The COVID-19  pandemic sheds light on the uneven economic structures of the country, emphasizing the need to foster equity, stated Kim Churches, CEO of the American Association of University Women. 68.3% of black mothers are the sole breadwinners (versus 16.1% of those who are co-breadwinners) for their household, followed by other races/ethnicity (31.9% versus 24.5%), Hispanic (41% versus 19.3%), and white (36.8% versus 25.6%), reported Sarah Jane Glynn of Center for American Progress, a public policy research and advocacy organization.

Since their income is essential to their families’ financial security, women occupying low-wage roles experience financial crisis due to child-care centers, restaurants, and hotels shutting or closing down because of the outbreak.

Churches reminded, “As we think about this pandemic and the long-term economic impact, you know women in these roles don’t have savings, they don’t have wealth access to credit and women overall are more likely than men to be poor or struggling economically.”



Underscoring the Need for Employee Benefits

The Bureau of Labor Statistics’ 2019 National Compensation Survey (NCS) found that 51% of workers earning wages in the lowest quarter (hourly wages of $13.80 or less) had access to some form of paid sick leave, compared to 92% of workers in the top quarter (greater than $32.21 per hour), mentioned Drew Desilver of Pew Research Center, a non-partisan think tank.  Among those earning $10.80 an hour or less, only 31% had paid sick leave.
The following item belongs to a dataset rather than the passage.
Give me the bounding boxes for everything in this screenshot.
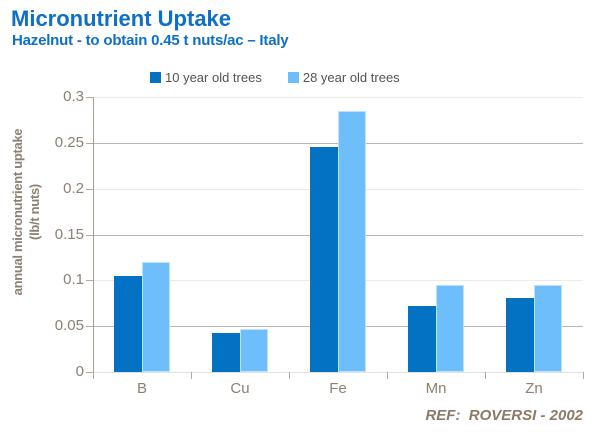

The federal government passed the Families First Coronavirus Response Act to provide paid leave to employees of government agencies and companies with 500 or fewer workers. Pew Research Center said 91% of employees who work for companies with 500 or more had access to paid leave, compared to those working with employer sizes of 100 to 499 employees (81%), 50 to 99 (71%), and one to 49 (64%). However, there is no bill that protects the rights of all employees to have access to paid leave.

Raghu argued that there is a need for legal, policy, and cultural changes to help women transition from low-wage jobs to careers that enable them to advance in the workplace. She said more women should be provided with permanent paid sick leave, paid family and medical leaves— and not just for emergencies.



A Reminder Low Wage Workers Are Not “Low Skill”

We tend to stereotype low-wage workers to be “low-skill,” reinforcing the belief that they lack the intelligence and ambition to learn “higher-order” skilled work, said Byron Auguste of business news Forbes. People tend to assume that the work and tasks low-wage employees do are low-value. Other than a skills gap, there is also an opportunity gap that screens out job seekers who lack selective college degrees and professional experience. This prevents them from being hired for what they are prepared to do at work, as well as the skills they learn along the way.

As we continue to misjudge the capabilities of low-wage workers, we are also stopping ourselves from fostering the values of fairness and equality of opportunity. Moreover, existing stereotypes against low-wage workers stop them from contributing, sharing, and earning more work, ideas, and wages. 

A person’s wage does not define their worth. Regardless of one’s occupation, all meaningful work that aids in the advancement of society deserves dignity. Undervaluing the work done by low-wage workers is often untrue and unfair and hinders the society from seeing a brighter economic future.

Low-wage workers such as cashiers are in the frontlines serving our needs during the outbreak. We should not devalue their work just because their occupations are low-wage. In fact, they should be treated equally and with respect— that would mean closing the gender pay gap and providing equal access to paid leaves.